Fora de Série (2)
A insustentável leveza do leste
Em 1974 e 1975, Portugal descobriu que até aí ignorara uma parte do mundo. Nesse tempo, houve excursões ao paraíso do leste e chegavam ao Coliseu as danças e cantares de Krasnoiarsk, a ópera moldava e os acrobatas de Moscovo. Houve um fascínio quase doentio pelo bloco socialista. De tal forma o fenómeno se tornara ideológico, que deixou de ser possível ficar no meio da barricada a apreciar o panorama: ou se bebia a propaganda até à última gota (eles viviam numa gigantesca Vida Soviética a cores e Soljenitsyne, o agente da CIA, inventara cada palavra do seu Gulag); ou os do leste eram todos comunas, comiam criancinhas e até os periquitos nasciam já com cor vermelha.
Enfim, esta crónica não pretende falar de política, mas apenas lembrar que na televisão, no pequeno quadradinho mágico, essa clivagem também se fez sentir.
Um dos heróis da época chamava-se Kloss e tinha a patente de capitão. Acho que esta série polaca foi vista por todos nós um pouco ao contrário, pois era mais complexa do que parecia. Hoje, é fácil chegar a esta afirmação, na medida em que já sabemos o que a História ditou para o bloco socialista, que começou a ruir exactamente na Polónia.

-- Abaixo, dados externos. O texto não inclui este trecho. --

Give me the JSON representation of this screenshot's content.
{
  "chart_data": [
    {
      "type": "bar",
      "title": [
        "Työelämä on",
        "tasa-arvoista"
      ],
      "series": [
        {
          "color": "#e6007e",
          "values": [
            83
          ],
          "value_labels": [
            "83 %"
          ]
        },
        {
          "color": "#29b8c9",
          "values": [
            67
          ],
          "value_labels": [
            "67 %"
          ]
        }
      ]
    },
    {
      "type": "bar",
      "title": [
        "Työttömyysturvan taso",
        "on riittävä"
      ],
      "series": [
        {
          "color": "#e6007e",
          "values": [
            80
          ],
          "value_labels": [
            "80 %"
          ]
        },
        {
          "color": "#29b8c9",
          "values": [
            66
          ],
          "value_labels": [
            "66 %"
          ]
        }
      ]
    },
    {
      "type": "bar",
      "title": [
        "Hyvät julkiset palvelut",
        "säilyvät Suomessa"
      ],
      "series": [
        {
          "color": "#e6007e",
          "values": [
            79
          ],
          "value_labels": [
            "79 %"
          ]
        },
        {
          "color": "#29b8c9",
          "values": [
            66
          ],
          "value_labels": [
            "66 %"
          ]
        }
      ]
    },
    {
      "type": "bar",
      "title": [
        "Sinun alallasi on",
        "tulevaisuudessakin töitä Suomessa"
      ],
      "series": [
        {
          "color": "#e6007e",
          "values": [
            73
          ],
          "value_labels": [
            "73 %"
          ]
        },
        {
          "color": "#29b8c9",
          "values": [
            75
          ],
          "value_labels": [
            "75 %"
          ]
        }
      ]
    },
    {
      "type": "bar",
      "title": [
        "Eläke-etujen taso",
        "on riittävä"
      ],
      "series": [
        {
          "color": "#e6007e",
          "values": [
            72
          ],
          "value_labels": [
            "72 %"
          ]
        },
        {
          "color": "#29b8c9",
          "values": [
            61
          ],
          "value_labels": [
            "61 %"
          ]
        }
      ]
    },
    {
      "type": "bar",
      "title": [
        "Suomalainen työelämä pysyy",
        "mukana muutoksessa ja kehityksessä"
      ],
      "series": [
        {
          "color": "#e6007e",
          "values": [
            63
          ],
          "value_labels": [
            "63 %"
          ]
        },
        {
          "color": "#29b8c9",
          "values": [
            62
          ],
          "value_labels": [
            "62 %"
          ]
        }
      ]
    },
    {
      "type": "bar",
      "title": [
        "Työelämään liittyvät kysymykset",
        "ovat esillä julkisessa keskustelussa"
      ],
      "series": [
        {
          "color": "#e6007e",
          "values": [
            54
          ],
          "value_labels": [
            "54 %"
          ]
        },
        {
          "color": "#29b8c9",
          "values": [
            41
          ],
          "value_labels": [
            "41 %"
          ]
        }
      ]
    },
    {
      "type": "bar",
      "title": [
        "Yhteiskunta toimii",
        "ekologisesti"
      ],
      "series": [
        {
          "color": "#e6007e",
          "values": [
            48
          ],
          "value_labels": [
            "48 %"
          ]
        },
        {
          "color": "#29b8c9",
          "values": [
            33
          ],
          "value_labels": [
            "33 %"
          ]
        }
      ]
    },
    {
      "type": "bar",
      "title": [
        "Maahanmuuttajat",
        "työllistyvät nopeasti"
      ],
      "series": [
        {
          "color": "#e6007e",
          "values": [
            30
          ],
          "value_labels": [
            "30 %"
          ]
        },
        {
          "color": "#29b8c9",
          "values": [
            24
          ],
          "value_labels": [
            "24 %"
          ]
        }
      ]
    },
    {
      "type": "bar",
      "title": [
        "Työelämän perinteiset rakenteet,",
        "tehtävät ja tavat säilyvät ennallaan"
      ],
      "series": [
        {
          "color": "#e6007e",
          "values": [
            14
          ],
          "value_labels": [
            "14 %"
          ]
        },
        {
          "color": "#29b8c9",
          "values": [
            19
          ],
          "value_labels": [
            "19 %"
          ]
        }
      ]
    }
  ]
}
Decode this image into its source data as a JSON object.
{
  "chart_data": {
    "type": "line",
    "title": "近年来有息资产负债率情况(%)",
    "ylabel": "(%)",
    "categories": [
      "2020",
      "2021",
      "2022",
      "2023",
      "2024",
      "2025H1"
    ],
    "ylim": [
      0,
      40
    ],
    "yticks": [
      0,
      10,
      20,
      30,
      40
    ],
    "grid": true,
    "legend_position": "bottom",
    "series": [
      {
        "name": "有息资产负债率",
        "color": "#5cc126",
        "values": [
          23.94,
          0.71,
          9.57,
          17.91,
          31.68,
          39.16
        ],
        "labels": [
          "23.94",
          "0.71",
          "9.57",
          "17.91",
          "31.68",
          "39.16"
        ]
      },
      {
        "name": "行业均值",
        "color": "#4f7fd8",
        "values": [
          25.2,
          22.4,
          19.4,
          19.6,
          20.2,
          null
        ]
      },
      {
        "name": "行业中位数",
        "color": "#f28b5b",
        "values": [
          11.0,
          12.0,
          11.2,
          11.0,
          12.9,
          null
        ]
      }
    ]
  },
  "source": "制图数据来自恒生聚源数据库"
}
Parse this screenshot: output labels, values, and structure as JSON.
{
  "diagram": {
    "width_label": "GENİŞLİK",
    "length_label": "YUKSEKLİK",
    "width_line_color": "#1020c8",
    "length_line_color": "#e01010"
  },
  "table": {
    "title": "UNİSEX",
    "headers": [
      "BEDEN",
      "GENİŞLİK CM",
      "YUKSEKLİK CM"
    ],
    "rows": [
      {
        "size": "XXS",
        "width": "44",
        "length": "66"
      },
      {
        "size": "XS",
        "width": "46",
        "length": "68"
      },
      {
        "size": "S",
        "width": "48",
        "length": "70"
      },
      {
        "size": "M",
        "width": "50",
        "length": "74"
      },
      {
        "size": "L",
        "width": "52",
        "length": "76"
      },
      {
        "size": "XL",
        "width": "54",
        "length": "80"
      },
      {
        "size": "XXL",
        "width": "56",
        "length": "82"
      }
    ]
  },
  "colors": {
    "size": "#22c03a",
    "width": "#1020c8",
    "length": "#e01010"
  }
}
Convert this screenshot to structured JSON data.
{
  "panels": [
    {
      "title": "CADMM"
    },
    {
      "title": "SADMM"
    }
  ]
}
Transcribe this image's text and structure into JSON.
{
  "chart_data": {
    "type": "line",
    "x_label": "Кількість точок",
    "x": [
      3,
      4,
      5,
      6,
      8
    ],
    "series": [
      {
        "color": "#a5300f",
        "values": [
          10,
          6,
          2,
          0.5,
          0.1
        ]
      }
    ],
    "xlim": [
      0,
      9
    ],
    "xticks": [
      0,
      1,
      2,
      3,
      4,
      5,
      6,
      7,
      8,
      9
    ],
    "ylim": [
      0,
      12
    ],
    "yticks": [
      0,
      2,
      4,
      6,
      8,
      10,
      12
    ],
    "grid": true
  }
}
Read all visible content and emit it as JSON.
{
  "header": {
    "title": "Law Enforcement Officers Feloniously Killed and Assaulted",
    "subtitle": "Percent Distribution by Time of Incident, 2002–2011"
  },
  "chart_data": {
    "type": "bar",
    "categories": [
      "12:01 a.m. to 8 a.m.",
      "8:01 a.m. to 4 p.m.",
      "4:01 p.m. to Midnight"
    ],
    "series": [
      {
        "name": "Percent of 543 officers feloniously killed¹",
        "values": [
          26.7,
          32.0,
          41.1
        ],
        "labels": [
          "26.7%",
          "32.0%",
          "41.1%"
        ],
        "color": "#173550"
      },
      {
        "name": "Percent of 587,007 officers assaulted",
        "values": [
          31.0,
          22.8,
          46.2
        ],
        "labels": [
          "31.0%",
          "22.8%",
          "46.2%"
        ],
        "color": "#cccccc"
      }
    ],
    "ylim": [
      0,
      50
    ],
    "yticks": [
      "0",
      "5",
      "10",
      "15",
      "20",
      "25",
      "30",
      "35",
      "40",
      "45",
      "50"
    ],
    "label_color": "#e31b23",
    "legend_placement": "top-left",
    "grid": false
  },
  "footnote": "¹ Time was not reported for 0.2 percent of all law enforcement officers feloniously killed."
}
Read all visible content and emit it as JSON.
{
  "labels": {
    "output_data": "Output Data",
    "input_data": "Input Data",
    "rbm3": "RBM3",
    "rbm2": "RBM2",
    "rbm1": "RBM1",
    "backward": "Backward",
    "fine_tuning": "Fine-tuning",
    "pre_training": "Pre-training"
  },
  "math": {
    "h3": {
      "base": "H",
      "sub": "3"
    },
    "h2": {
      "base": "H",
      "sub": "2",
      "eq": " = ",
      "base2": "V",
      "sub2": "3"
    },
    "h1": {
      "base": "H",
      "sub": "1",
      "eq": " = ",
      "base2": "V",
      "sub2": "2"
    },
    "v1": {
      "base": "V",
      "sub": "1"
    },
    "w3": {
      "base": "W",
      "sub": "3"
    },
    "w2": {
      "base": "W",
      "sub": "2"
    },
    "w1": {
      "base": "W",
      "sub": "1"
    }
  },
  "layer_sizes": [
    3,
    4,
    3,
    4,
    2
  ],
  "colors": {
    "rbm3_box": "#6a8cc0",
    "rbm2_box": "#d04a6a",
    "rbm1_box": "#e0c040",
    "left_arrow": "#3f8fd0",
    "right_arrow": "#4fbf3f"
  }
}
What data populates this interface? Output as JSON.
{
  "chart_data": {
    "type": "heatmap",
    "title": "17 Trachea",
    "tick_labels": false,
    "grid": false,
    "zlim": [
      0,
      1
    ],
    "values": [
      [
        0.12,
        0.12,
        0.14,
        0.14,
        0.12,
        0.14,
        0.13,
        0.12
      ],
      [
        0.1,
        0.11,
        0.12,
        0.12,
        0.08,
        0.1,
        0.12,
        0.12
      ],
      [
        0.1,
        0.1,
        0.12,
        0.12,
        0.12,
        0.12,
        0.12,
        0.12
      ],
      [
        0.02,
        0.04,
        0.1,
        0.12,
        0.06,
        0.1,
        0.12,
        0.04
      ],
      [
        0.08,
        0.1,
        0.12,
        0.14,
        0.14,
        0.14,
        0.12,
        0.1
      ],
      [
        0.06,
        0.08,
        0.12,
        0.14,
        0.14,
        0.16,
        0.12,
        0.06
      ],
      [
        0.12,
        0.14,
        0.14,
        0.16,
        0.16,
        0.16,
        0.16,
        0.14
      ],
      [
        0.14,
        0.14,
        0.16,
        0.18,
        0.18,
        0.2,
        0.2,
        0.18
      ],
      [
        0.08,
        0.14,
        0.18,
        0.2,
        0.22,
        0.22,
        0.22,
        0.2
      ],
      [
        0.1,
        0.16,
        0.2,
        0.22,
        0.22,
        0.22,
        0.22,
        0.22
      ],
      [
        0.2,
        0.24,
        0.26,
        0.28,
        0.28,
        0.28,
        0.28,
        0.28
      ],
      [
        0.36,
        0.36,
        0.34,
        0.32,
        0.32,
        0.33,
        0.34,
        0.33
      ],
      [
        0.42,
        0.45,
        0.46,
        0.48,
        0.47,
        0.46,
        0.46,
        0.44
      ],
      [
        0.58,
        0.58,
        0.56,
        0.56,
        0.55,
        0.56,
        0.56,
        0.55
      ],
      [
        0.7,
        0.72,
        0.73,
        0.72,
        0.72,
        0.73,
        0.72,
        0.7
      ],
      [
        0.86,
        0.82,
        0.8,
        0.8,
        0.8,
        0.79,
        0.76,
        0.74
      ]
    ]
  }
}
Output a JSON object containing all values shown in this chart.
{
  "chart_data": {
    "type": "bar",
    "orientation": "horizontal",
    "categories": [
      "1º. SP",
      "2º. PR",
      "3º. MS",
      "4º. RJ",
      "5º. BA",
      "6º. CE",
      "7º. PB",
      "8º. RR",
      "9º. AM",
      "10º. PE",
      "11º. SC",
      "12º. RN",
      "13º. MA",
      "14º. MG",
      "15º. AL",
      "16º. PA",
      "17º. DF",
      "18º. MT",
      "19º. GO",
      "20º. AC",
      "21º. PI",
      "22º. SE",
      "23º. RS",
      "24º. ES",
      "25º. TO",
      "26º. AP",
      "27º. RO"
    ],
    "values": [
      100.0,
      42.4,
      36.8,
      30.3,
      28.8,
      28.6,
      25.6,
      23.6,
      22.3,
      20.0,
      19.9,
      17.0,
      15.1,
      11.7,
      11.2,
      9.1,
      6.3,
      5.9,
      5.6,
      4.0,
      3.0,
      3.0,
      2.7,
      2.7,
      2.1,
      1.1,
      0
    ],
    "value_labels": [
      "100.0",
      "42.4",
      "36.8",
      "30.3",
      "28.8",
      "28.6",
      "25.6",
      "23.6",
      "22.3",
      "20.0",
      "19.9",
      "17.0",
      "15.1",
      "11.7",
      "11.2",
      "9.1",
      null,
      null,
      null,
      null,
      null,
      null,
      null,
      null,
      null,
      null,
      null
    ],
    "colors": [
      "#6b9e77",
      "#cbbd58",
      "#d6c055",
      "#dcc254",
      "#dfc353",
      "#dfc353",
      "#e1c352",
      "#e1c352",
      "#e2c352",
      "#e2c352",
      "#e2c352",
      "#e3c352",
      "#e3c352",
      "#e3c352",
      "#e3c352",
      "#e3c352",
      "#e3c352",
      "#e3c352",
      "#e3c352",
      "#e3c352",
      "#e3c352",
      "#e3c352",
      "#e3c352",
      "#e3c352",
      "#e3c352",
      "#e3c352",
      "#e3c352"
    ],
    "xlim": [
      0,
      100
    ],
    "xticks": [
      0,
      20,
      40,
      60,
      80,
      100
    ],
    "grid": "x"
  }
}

Tento explicar melhor. Kloss era um agente polaco infiltrado no poderoso exército nazi. A sua inteligência superior permitia-lhe descobrir os segredos militares alemães e passá-los à resistência e aos aliados. Em cada episódio, após muitos perigos, o espião triunfava.
Na altura, escapavam-nos as subtilezas das divisões polacas entre comunistas e nacionalistas, os crimes, a partilha da Polónia no pacto germano-soviético (aqui, entrava bem uma história real, do dia em que deixei de acreditar no sistema de ensino). Mas, sobretudo, não podíamos compreender a metáfora escondida naquela história de duplicidade. Kloss era também um símbolo da Polónia submetida, obrigada a esconder a verdadeira natureza e os sentimentos mais íntimos. O destino do agente duplo era, nessa perspectiva, íntimo. Para mim, adolescente, aquilo não passava de uma boa história; mas Kloss era um herói sem esperança de regressar aos seus, envolvido numa luta desesperada, visto como eterno Judas. Pensando bem, era o jogo duplo dos povos submetidos no império soviético. Compreenderia isso mais tarde, ao ver os filmes de Andrzej Wajda (Kanal ou Cinzas e Diamantes)
Dizem-me que o actor Stanislaw Mikulski foi brilhante em Kloss, mas confesso que não me lembro desse aspecto. Por vezes, na minha memória incerta, as histórias de Kloss confundem-se com as dos Quatro Amigos e um Cão, que a bordo do seu T-34 vão pulverizando os panzers nazis. Era outras das séries de leste, essa menos metafórica.
Enfim, nesse tempo aprendi a gostar da Polónia. Ainda sei dizer “Muito bem, senhor Capitão”, com irrepreensível pronúncia varsoviana. Chateia-me quando vejo um snob a desvalorizar o leste. Tenho nostalgia destas séries ingénuas com tantas coisas nas entrelinhas e uma sensação de bom recuo no tempo quando leio a palavra koniec.